G) numerous Hypocrisies, for example: trying to feed the Iraqis after starving them for a decade; attacking oil-rich dictatorships while other dictators in Africa and North Korea abuse their people; and, using fear and revenge to sell the American people on this war (these are the same techniques used by our enemies);
H) many of the Bush administration were themselves, or were closely connected to, Oilmen and Defense contractors who stand to profit from this war.

Certainly, I believe Saddam is a bully, and ought to be deposed! But isn't Bush also being a bully? I detest all bullies.

Sorry, laity, that's how I feel.

It is very likely you and I disagree about all this, but I love each and every one of you.

Pastor Wayne


*   Wayne Hawley is pastor of both the Ida and the Samaria Grace United Methodist Churches which are located in Southeastern Lower Michigan.

Wayne is an ordained Elder of the United Methodist Church, a member of The Detroit Annual Conference, and has served several United Methodist congregations in Pennsylvania and Michigan. The focus of Wayne's ministry for over a decade has been with small, rural congregations.

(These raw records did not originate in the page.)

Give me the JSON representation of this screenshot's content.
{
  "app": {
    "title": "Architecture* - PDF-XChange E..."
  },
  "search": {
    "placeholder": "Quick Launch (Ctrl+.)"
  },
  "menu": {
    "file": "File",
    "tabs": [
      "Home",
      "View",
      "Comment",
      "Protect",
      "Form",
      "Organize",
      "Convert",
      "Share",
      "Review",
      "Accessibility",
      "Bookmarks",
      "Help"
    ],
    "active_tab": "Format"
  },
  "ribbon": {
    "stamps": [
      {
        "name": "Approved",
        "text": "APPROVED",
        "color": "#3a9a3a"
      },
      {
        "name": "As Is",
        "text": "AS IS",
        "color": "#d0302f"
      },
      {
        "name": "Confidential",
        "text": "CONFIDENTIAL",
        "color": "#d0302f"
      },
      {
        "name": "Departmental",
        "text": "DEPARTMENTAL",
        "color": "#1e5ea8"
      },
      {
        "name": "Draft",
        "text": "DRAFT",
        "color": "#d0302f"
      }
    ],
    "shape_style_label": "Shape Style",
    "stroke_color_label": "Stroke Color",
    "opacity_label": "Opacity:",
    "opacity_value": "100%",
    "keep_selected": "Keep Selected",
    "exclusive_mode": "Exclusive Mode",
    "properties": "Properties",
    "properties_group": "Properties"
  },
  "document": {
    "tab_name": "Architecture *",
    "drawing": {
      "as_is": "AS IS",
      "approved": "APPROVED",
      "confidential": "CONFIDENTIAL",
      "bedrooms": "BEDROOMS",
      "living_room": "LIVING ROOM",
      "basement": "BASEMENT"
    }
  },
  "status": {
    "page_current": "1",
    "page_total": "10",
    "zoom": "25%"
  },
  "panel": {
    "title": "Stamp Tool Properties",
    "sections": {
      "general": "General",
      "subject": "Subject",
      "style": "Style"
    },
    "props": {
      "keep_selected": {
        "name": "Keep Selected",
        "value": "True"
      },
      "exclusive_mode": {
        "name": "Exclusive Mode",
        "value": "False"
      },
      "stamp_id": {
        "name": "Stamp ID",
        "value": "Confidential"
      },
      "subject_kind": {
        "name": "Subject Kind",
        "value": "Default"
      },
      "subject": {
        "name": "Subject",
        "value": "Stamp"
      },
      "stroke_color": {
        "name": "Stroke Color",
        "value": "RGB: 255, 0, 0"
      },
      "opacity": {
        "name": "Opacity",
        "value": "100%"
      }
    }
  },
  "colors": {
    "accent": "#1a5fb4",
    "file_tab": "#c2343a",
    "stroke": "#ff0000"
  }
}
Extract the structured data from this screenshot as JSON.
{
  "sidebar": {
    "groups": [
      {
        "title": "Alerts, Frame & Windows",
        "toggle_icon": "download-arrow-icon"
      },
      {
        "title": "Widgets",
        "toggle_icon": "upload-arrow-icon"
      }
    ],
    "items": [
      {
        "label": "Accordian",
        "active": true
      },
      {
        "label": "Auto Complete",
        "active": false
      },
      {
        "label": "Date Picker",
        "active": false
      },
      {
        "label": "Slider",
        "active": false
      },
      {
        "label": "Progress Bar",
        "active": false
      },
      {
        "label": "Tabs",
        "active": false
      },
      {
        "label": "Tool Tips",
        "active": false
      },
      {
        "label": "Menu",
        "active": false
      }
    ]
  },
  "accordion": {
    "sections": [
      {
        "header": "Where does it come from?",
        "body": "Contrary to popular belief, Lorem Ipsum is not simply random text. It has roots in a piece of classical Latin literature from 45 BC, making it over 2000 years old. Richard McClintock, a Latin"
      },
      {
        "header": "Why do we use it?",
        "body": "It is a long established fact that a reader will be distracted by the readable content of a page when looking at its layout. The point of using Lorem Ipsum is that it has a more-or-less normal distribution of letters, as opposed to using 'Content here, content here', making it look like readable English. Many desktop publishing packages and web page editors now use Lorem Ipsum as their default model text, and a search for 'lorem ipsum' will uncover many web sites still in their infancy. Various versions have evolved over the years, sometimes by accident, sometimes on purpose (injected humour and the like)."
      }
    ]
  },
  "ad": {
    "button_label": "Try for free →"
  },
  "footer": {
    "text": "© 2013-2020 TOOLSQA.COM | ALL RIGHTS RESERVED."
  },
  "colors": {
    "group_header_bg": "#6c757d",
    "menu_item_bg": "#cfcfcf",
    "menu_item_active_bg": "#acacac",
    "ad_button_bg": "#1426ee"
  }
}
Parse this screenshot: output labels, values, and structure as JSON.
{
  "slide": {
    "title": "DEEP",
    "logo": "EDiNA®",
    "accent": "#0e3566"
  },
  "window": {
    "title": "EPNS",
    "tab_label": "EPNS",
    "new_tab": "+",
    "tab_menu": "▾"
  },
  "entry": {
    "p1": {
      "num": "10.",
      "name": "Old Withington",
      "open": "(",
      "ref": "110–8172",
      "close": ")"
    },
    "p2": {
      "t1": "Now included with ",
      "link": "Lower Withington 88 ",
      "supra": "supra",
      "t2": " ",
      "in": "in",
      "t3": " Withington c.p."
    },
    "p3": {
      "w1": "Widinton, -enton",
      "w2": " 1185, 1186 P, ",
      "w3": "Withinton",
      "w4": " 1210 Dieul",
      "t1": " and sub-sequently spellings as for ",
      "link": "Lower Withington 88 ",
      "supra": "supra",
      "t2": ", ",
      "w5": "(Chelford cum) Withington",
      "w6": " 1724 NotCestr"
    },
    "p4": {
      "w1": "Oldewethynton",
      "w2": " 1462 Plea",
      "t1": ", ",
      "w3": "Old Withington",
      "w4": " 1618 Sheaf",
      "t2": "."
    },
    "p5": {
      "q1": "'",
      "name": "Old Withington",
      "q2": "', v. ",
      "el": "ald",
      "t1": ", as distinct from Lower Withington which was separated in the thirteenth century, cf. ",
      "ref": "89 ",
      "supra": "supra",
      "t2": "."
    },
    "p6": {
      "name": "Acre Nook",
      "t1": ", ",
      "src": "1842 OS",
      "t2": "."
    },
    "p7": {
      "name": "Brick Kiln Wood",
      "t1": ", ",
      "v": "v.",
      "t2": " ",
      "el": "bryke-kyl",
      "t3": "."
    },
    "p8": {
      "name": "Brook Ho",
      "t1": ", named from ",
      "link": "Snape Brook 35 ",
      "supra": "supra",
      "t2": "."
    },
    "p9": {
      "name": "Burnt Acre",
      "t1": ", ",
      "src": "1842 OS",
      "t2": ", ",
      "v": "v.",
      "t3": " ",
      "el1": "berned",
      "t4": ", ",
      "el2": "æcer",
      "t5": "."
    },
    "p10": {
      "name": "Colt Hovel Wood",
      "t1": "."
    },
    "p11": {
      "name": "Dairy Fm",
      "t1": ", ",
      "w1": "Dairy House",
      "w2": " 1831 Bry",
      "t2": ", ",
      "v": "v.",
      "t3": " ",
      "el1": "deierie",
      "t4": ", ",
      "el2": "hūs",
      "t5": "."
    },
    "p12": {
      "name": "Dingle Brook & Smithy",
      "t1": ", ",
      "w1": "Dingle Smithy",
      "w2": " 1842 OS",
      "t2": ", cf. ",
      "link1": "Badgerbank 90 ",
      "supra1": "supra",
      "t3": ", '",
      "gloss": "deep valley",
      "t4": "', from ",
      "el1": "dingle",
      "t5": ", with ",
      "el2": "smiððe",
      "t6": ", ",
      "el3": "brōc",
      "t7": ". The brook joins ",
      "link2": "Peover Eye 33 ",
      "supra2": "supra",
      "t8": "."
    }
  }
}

Wayne is a person who takes "peacemaking" seriously as core to his Christian witness; he is also a person who takes his responsibilities as a U.S. citizen, seriously. Although a conscientious-objector, he served in the U.S. Army as a medic during the Viet Nam era as his way of trying to be true both to his discipleship and to his citizenship. As Wayne put it so well ... "I made the hard decision to be more willing to be shot at than to shoot back."